Inspiration

Families repeatedly juggle school forms, appointment conflicts and renewals. Another inbox is not relief. Family Steward explores assistance that prepares routine work and stops when a person needs to make the decision.

What it does and who it is for

Family Steward is a prototype for families managing recurring household administration. The fictional Carter household demonstrates three workflows: school-form preparation, an appointment overlapping school pickup, and renewal options requiring an owner choice. The interface separates prepared items from decisions that need a human.

Aster, our Strands-based reviewer on Amazon Bedrock AgentCore, explains the original fictional decision packet using Amazon Nova Micro. It cannot sign, pay, send or approve. Optional local QMD search retrieves a family preference only after validation against accepted source records. A simulated owner approval reduces pending decisions from three to two and appends an outcome while preserving the original request.

How we built it

Python implements the deterministic authority gate and in-process append-only micro-memory. HTML, CSS and JavaScript provide the local household interface. QMD discovers candidates locally; source-digest and active-state checks determine whether a result may be displayed.

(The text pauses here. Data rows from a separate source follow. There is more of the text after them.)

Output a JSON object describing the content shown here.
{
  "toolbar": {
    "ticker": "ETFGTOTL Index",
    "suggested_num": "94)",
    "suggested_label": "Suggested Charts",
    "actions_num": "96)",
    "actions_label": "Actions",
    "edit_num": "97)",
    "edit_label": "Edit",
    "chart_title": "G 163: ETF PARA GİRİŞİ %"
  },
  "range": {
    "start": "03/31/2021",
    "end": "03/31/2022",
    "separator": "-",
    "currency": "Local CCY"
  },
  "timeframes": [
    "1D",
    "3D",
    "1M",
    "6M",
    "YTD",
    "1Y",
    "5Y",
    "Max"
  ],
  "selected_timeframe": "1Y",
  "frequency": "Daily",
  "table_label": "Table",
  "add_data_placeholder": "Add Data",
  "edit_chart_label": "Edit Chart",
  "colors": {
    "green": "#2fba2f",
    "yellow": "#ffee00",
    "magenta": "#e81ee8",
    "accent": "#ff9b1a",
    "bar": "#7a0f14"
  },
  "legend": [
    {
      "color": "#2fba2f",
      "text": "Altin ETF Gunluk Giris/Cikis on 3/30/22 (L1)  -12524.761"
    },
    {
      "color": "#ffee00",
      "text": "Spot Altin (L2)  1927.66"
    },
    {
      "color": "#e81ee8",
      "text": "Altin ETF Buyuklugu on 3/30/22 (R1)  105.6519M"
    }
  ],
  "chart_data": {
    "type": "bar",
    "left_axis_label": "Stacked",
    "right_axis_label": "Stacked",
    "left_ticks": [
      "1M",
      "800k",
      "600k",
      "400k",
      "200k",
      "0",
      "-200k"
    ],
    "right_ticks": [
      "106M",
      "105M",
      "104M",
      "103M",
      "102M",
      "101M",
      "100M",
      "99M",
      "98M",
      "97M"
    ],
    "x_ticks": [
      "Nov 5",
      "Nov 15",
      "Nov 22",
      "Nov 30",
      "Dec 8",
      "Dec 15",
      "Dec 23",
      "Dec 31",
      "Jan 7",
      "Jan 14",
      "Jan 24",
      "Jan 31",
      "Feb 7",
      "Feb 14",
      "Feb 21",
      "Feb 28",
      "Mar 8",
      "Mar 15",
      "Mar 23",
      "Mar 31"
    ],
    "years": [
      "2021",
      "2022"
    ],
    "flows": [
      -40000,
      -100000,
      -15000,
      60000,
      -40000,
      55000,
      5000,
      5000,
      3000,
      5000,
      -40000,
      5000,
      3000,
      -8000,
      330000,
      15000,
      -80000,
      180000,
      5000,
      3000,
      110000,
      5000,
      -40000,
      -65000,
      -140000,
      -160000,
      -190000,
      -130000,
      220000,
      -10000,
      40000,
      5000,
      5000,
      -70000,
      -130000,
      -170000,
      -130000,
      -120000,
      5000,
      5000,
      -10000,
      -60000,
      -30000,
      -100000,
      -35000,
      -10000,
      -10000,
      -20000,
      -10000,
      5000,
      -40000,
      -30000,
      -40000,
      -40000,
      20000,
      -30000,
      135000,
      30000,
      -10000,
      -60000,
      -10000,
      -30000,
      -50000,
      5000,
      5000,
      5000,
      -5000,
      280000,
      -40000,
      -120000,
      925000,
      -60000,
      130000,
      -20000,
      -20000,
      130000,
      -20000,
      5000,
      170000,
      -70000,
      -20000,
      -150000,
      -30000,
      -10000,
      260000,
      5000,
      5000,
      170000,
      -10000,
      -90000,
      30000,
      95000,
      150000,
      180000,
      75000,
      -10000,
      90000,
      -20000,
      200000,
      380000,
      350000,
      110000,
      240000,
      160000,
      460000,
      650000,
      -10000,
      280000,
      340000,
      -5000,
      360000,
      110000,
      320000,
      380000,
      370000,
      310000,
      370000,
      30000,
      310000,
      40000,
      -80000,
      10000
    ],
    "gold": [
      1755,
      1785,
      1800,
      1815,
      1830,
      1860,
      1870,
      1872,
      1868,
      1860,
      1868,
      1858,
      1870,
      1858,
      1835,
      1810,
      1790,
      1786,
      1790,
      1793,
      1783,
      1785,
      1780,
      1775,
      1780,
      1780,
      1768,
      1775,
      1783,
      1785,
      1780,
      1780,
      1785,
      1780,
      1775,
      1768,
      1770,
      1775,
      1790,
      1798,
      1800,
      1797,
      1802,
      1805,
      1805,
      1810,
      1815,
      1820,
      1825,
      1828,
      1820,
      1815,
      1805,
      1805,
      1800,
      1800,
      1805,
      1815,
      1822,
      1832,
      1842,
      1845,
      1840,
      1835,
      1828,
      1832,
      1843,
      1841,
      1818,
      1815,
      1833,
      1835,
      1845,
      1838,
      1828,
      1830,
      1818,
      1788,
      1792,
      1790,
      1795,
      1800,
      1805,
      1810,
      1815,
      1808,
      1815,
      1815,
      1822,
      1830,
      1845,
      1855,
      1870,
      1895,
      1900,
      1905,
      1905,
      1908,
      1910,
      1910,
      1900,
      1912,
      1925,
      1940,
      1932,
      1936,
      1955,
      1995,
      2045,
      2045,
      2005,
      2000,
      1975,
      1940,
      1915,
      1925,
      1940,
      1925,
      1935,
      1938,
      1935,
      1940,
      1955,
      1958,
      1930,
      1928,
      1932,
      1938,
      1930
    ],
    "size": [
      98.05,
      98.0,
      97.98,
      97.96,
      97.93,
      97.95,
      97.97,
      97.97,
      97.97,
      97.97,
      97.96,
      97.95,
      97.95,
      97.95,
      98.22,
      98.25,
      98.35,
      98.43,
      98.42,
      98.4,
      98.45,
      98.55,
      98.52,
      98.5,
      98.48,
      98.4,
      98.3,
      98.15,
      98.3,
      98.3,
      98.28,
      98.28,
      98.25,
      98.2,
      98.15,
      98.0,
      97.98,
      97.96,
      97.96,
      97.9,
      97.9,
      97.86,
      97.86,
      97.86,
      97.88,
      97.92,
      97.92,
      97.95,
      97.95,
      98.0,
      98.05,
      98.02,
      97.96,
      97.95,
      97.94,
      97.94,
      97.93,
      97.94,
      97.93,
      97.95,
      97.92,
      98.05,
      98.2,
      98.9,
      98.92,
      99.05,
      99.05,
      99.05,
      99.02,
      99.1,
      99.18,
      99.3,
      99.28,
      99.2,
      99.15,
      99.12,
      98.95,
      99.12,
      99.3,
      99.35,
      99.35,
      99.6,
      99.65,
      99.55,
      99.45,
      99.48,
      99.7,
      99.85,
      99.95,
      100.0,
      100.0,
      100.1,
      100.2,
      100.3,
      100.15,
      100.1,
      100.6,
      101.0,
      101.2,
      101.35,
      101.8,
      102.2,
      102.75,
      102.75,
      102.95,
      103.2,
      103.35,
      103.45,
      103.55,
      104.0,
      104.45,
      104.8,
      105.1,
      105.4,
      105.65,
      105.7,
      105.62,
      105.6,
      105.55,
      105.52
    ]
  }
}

The browser explicitly requests a review through the local server. An IAM-authenticated call reaches the deployed AgentCore runtime, where a bounded Strands tool and Nova Micro review a packaged fictional fixture. Only a fixed action identifier is transmitted, not browser text, search queries or local approvals. Calls are limited to one attempt per server session, with successful results cached. Refreshing the page does not invoke the model.

Architecture

Local browser -> Python controller and authority gate -> IAM-authenticated AgentCore runtime -> Strands read-only review tool -> Amazon Bedrock Nova Micro.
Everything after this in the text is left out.